Very interesting; I didn't know there was that much variation within each "class" of HDDs beyond just platter number and density (class being 3.5" 7200RPM drives, for instance). The original question was and still is where is the optimal trade-off for speed vs. storage space when setting-up a drive for short-stroking. Granted that is probably at the discretion of the user, but along the curves I was hoping to find a "sweet spot." However, given what you'd told me (thanks, I'm not that well versed in the tech), it does make more sense to continue to approximate off of HDTune - I just was looking for something more precise, but it seems like that's the easiest way to go and actually calculating it might not be more accurate anyway.
Originally posted by: chrisf6969
I've seen the # of 10% thrown around for max peformance short stroking a harddrive.

The smaller the % the further out to the edge you go and the higher overall performance would be. But at a certain point you have diminishing returns in performance and a big cost of storage space.
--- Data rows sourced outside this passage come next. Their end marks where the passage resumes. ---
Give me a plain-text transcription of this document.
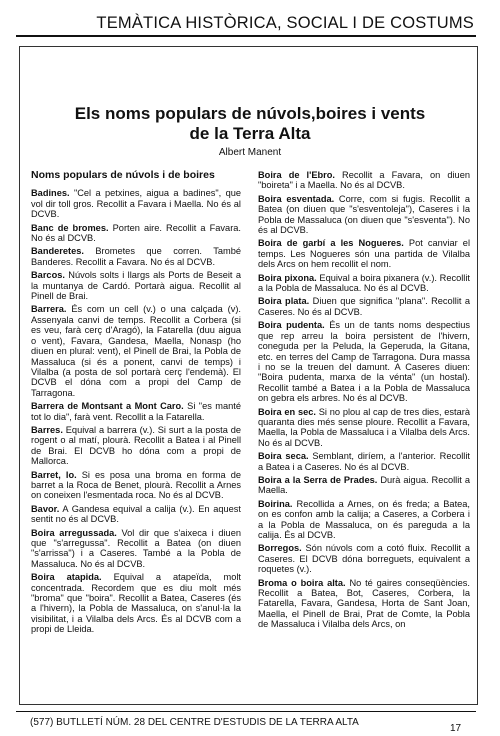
TEMÀTICA HISTÒRICA, SOCIAL I DE COSTUMS
Els noms populars de núvols,boires i vents
de la Terra Alta
Albert Manent
Noms populars de núvols i de boires
Badines. "Cel a petxines, aigua a badines", que vol dir toll gros. Recollit a Favara i Maella. No és al DCVB.
Banc de bromes. Porten aire. Recollit a Favara. No és al DCVB.
Banderetes. Brometes que corren. També Banderes. Recollit a Favara. No és al DCVB.
Barcos. Núvols solts i llargs als Ports de Beseit a la muntanya de Cardó. Portarà aigua. Recollit al Pinell de Brai.
Barrera. És com un cell (v.) o una calçada (v). Assenyala canvi de temps. Recollit a Corbera (si es veu, farà cerç d'Aragó), la Fatarella (duu aigua o vent), Favara, Gandesa, Maella, Nonasp (ho diuen en plural: vent), el Pinell de Brai, la Pobla de Massaluca (si és a ponent, canvi de temps) i Vilalba (a posta de sol portarà cerç l'endemà). El DCVB el dóna com a propi del Camp de Tarragona.
Barrera de Montsant a Mont Caro. Si "es manté tot lo dia", farà vent. Recollit a la Fatarella.
Barres. Equival a barrera (v.). Si surt a la posta de rogent o al matí, plourà. Recollit a Batea i al Pinell de Brai. El DCVB ho dóna com a propi de Mallorca.
Barret, lo. Si es posa una broma en forma de barret a la Roca de Benet, plourà. Recollit a Arnes on coneixen l'esmentada roca. No és al DCVB.
Bavor. A Gandesa equival a calija (v.). En aquest sentit no és al DCVB.
Boira arregussada. Vol dir que s'aixeca i diuen que "s'arregussa". Recollit a Batea (on diuen "s'arrissa") i a Caseres. També a la Pobla de Massaluca. No és al DCVB.
Boira atapida. Equival a atapeïda, molt concentrada. Recordem que es diu molt més "broma" que "boira". Recollit a Batea, Caseres (és a l'hivern), la Pobla de Massaluca, on s'anul·la la visibilitat, i a Vilalba dels Arcs. És al DCVB com a propi de Lleida.
Boira de l'Ebro. Recollit a Favara, on diuen "boireta" i a Maella. No és al DCVB.
Boira esventada. Corre, com si fugis. Recollit a Batea (on diuen que "s'esventoleja"), Caseres i la Pobla de Massaluca (on diuen que "s'esventa"). No és al DCVB.
Boira de garbí a les Nogueres. Pot canviar el temps. Les Nogueres són una partida de Vilalba dels Arcs on hem recollit el nom.
Boira pixona. Equival a boira pixanera (v.). Recollit a la Pobla de Massaluca. No és al DCVB.
Boira plata. Diuen que significa "plana". Recollit a Caseres. No és al DCVB.
Boira pudenta. És un de tants noms despectius que rep arreu la boira persistent de l'hivern, coneguda per la Peluda, la Geperuda, la Gitana, etc. en terres del Camp de Tarragona. Dura massa i no se la treuen del damunt. A Caseres diuen: "Boira pudenta, marxa de la vénta" (un hostal). Recollit també a Batea i a la Pobla de Massaluca on gebra els arbres. No és al DCVB.
Boira en sec. Si no plou al cap de tres dies, estarà quaranta dies més sense ploure. Recollit a Favara, Maella, la Pobla de Massaluca i a Vilalba dels Arcs. No és al DCVB.
Boira seca. Semblant, diríem, a l'anterior. Recollit a Batea i a Caseres. No és al DCVB.
Boira a la Serra de Prades. Durà aigua. Recollit a Maella.
Boirina. Recollida a Arnes, on és freda; a Batea, on es confon amb la calija; a Caseres, a Corbera i a la Pobla de Massaluca, on és pareguda a la calija. És al DCVB.
Borregos. Són núvols com a cotó fluix. Recollit a Caseres. El DCVB dóna borreguets, equivalent a roquetes (v.).
Broma o boira alta. No té gaires conseqüències. Recollit a Batea, Bot, Caseres, Corbera, la Fatarella, Favara, Gandesa, Horta de Sant Joan, Maella, el Pinell de Brai, Prat de Comte, la Pobla de Massaluca i Vilalba dels Arcs, on
(577) BUTLLETÍ NÚM. 28 DEL CENTRE D'ESTUDIS DE LA TERRA ALTA
17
If you look at most HD Tach & other benchmarks performance really only drops around the 50% mark. So you could increase performance decently by just trimming off the slowest 50% of storage space. So partition your 1Tb drives to 500Gb and you get a combination of increased performance with out sacrificing too much space.
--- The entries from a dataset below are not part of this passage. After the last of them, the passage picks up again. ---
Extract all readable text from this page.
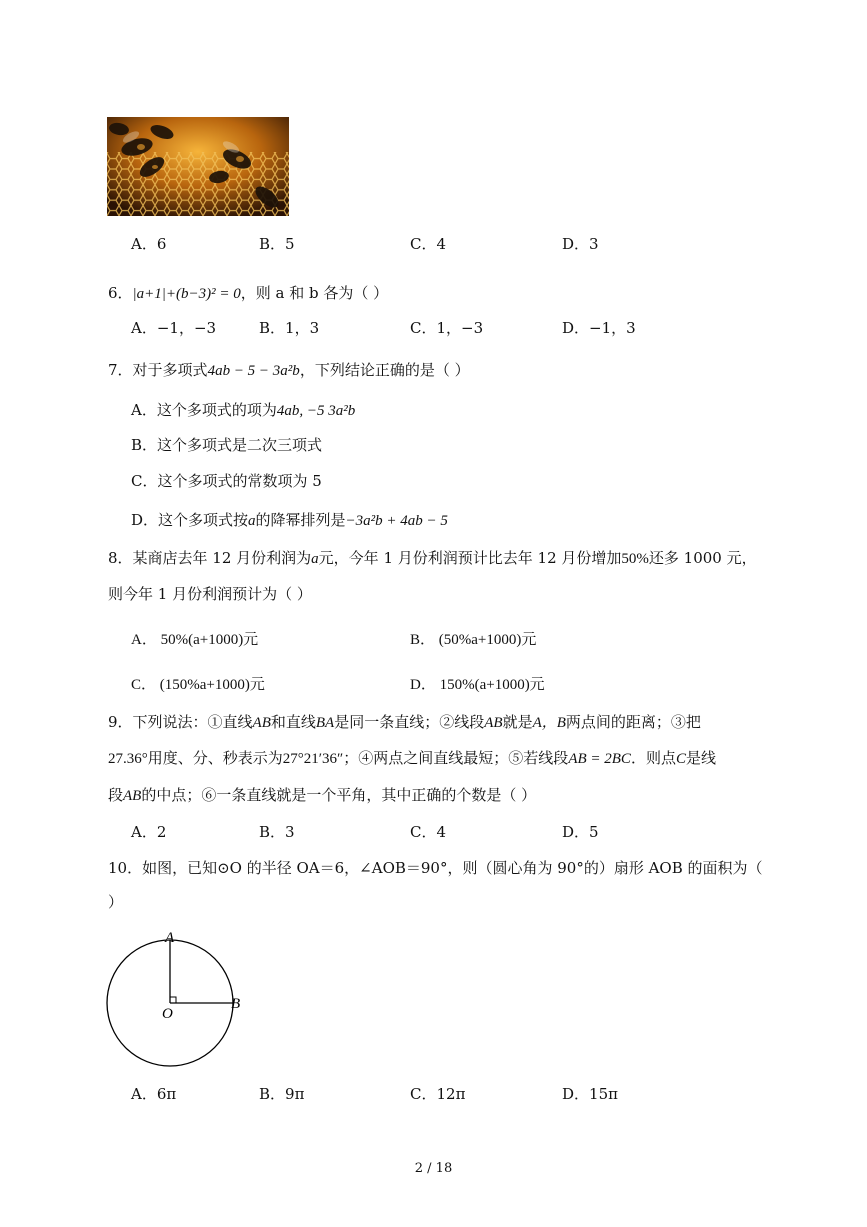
A．6	B．5	C．4	D．3
6．|a+1|+(b−3)² = 0，则 a 和 b 各为（ ）
A．−1，−3	B．1，3	C．1，−3	D．−1，3
7．对于多项式4ab − 5 − 3a²b，下列结论正确的是（ ）
A．这个多项式的项为4ab, −5 3a²b
B．这个多项式是二次三项式
C．这个多项式的常数项为 5
D．这个多项式按a的降幂排列是−3a²b + 4ab − 5
8．某商店去年 12 月份利润为a元，今年 1 月份利润预计比去年 12 月份增加50%还多 1000 元，
则今年 1 月份利润预计为（ ）
A． 50%(a+1000)元	B． (50%a+1000)元
C． (150%a+1000)元	D． 150%(a+1000)元
9．下列说法：①直线AB和直线BA是同一条直线；②线段AB就是A，B两点间的距离；③把
27.36°用度、分、秒表示为27°21′36″；④两点之间直线最短；⑤若线段AB = 2BC．则点C是线
段AB的中点；⑥一条直线就是一个平角，其中正确的个数是（ ）
A．2	B．3	C．4	D．5
10．如图，已知⊙O 的半径 OA＝6，∠AOB＝90°，则（圆心角为 90°的）扇形 AOB 的面积为（
）
A
B
O
A．6π	B．9π	C．12π	D．15π
2 / 18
Realize that the outer most edges hold more information b/c the circumfrance (rings) at the outer edge are probably 3x longer than the inner rings. (approx.)

So by cutting it to 50% storage space, you're probably using the outer most 1/3 of radius.

http://www.tomshardware.com/re...stroking-hdd,2157.html
Short stroking aims to minimize performance-eating head repositioning delays by reducing the number of tracks used per hard drive. In a simple example, a terabyte hard drive (1,000 GB) may be based on three platters with 333 GB storage capacity each. If we were to use only 10% of the storage medium, starting with the outer sectors of the drive (which provide the best performance), the hard drive would have to deal with significantly fewer head movements.
Tom's suggested it and I've seen 10% thrown around elsewhere as well. I'm thinking on my new 1TB drives I might try 130GB (12%) just to give some breathing room in case I ever need it. The HDD should write to the outer edge of the partition first, so I should only use the last "slow part" if I almost completely fill the drive, right?
 

SickBeast

Lifer
Jul 21, 2000
14,377
19
81
I tend to just create a partition that will hold Windows plus whatever applications I'm going to install. Instead of wasting the remaining space, I create another partition and store all of my archival stuff on it that I rarely access.

Typically the maximum sustained transfer rate will drop off substantially after about the 50% mark. Access times will always benefit from a smaller partition.
 

SunSamurai

Diamond Member
Jan 16, 2005
3,914
0
0
I got the same drive a few weeks ago and this was on my mind as well. I did 15% of teh drive for OS and apps. I have a dozen games and full PS installed with 30 gigs left. (around 130 on OS partition). Preforms well.

Acess times drop off after about 15%, but not alot,but with a 1TB drive you will need alot of apps and games installed to go much over 130GB. The bulc of space is taken up by all the documents. I would go to 200GB but no more, unless you like installing everything under the sun.

Swap file should go on a separate drive.
 

taltamir

Lifer
Mar 21, 2004
13,576
6
76
as far as I can tell only the drive makers will have the data needed to perform such a calculation. You could set up a calculus equation, but you would not be able to actually solve it for a specific drive.